From 1145ff82ec3696329d466666632a2421f3965aa6 Mon Sep 17 00:00:00 2001
From: Kim Walisch <kim.walisch@gmail.com>
Date: Mon, 11 Nov 2024 12:35:02 +0100
Subject: [PATCH] Remove comments

---
 src/PreSieve.cpp | 24 ------------------------
 1 file changed, 24 deletions(-)

diff --git a/src/PreSieve.cpp b/src/PreSieve.cpp
index 7c82317c..1c84ab48 100644
--- a/src/PreSieve.cpp
+++ b/src/PreSieve.cpp
@@ -192,11 +192,6 @@ void AND_PreSieveTables_Sieve_avx512(const uint8_t* __restrict preSieved0,
 #if defined(ENABLE_DEFAULT)
 #if defined(HAS_SSE2)
 
-/// Since compiler auto-vectorization is not 100% reliable, we have
-/// manually vectorized the AND_PreSieveTables() function for x64 CPUs.
-/// This algorithm is portable since all x64 CPUs support the SSE2
-/// instruction set.
-///
 void AND_PreSieveTables_default(const uint8_t* __restrict preSieved0,
                                 const uint8_t* __restrict preSieved1,
                                 const uint8_t* __restrict preSieved2,
@@ -207,13 +202,6 @@ void AND_PreSieveTables_default(const uint8_t* __restrict preSieved0,
   std::size_t i = 0;
   std::size_t limit = bytes - bytes % sizeof(__m128i);
 
-  // Note that I also tried vectorizing this algorithm using AVX2
-  // which has twice the vector width compared to SSE2, but this did
-  // not provide any speedup. On average, this loop processes only
-  // 956 bytes, hence there aren't many vector loop iterations and
-  // by increasing the vector width this also increases the number of
-  // scalar loop iterations after the vector loop finishes which
-  // could potentially even become a bottleneck.

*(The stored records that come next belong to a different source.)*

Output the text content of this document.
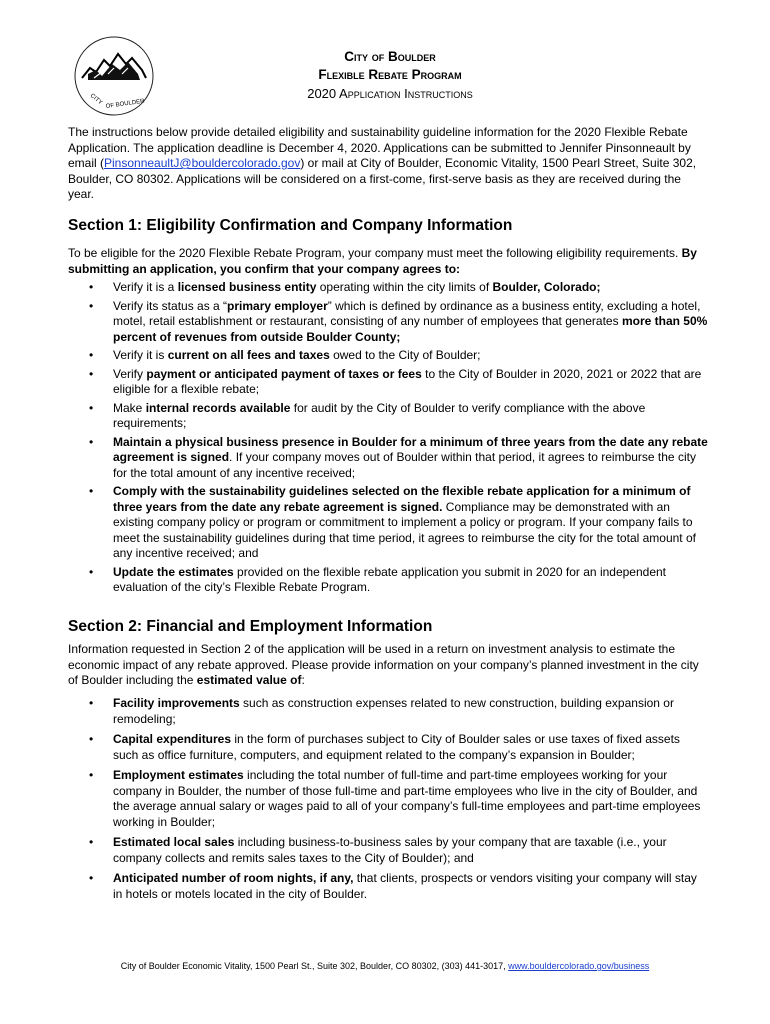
CITY OF BOULDER
City of Boulder
Flexible Rebate Program
2020 Application Instructions

The instructions below provide detailed eligibility and sustainability guideline information for the 2020 Flexible Rebate Application. The application deadline is December 4, 2020. Applications can be submitted to Jennifer Pinsonneault by email (PinsonneaultJ@bouldercolorado.gov) or mail at City of Boulder, Economic Vitality, 1500 Pearl Street, Suite 302, Boulder, CO 80302. Applications will be considered on a first-come, first-serve basis as they are received during the year.

Section 1: Eligibility Confirmation and Company Information

To be eligible for the 2020 Flexible Rebate Program, your company must meet the following eligibility requirements. By submitting an application, you confirm that your company agrees to:

• Verify it is a licensed business entity operating within the city limits of Boulder, Colorado;
• Verify its status as a “primary employer” which is defined by ordinance as a business entity, excluding a hotel, motel, retail establishment or restaurant, consisting of any number of employees that generates more than 50% percent of revenues from outside Boulder County;
• Verify it is current on all fees and taxes owed to the City of Boulder;
• Verify payment or anticipated payment of taxes or fees to the City of Boulder in 2020, 2021 or 2022 that are eligible for a flexible rebate;
• Make internal records available for audit by the City of Boulder to verify compliance with the above requirements;
• Maintain a physical business presence in Boulder for a minimum of three years from the date any rebate agreement is signed. If your company moves out of Boulder within that period, it agrees to reimburse the city for the total amount of any incentive received;
• Comply with the sustainability guidelines selected on the flexible rebate application for a minimum of three years from the date any rebate agreement is signed. Compliance may be demonstrated with an existing company policy or program or commitment to implement a policy or program. If your company fails to meet the sustainability guidelines during that time period, it agrees to reimburse the city for the total amount of any incentive received; and
• Update the estimates provided on the flexible rebate application you submit in 2020 for an independent evaluation of the city’s Flexible Rebate Program.
Section 2: Financial and Employment Information

Information requested in Section 2 of the application will be used in a return on investment analysis to estimate the economic impact of any rebate approved. Please provide information on your company’s planned investment in the city of Boulder including the estimated value of:

• Facility improvements such as construction expenses related to new construction, building expansion or remodeling;
• Capital expenditures in the form of purchases subject to City of Boulder sales or use taxes of fixed assets such as office furniture, computers, and equipment related to the company’s expansion in Boulder;
• Employment estimates including the total number of full-time and part-time employees working for your company in Boulder, the number of those full-time and part-time employees who live in the city of Boulder, and the average annual salary or wages paid to all of your company’s full-time employees and part-time employees working in Boulder;
• Estimated local sales including business-to-business sales by your company that are taxable (i.e., your company collects and remits sales taxes to the City of Boulder); and
• Anticipated number of room nights, if any, that clients, prospects or vendors visiting your company will stay in hotels or motels located in the city of Boulder.
City of Boulder Economic Vitality, 1500 Pearl St., Suite 302, Boulder, CO 80302, (303) 441-3017, www.bouldercolorado.gov/business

   for (; i < limit; i += sizeof(__m128i))
   {
     _mm_storeu_si128((__m128i*) &sieve[i],
@@ -250,13 +238,6 @@ void AND_PreSieveTables_Sieve_default(const uint8_t* __restrict preSieved0,
 
 #elif defined(HAS_ARM_NEON)
 
-/// Homebrew compiles its C/C++ packages on macOS using Clang -Os
-/// (instead of -O2 or -O3) which does not auto-vectorize our simple
-/// loop with Bitwise AND. If this loop is not vectorized this
-/// deteriorates the performance of primesieve by up to 40%. As a
-/// workaround for this Homebrew issue we have manually vectorized
-/// the Bitwise AND loop using ARM NEON.
-///
 void AND_PreSieveTables_default(const uint8_t* __restrict preSieved0,
                                 const uint8_t* __restrict preSieved1,
                                 const uint8_t* __restrict preSieved2,
@@ -310,11 +291,6 @@ void AND_PreSieveTables_default(const uint8_t* __restrict preSieved0,
                                 uint8_t* __restrict sieve,
                                 std::size_t bytes)
 {
-  // This loop will get auto-vectorized if compiled with GCC/Clang
-  // using -O3. Using GCC -O2 does not auto-vectorize this loop
-  // because -O2 uses the "very-cheap" vector cost model. To fix
-  // this issue we enable -ftree-vectorize -fvect-cost-model=dynamic
-  // if the compiler supports it in auto_vectorization.cmake.
   for (std::size_t i = 0; i < bytes; i++)
     sieve[i] = preSieved0[i] & preSieved1[i] & preSieved2[i] & preSieved3[i];
 }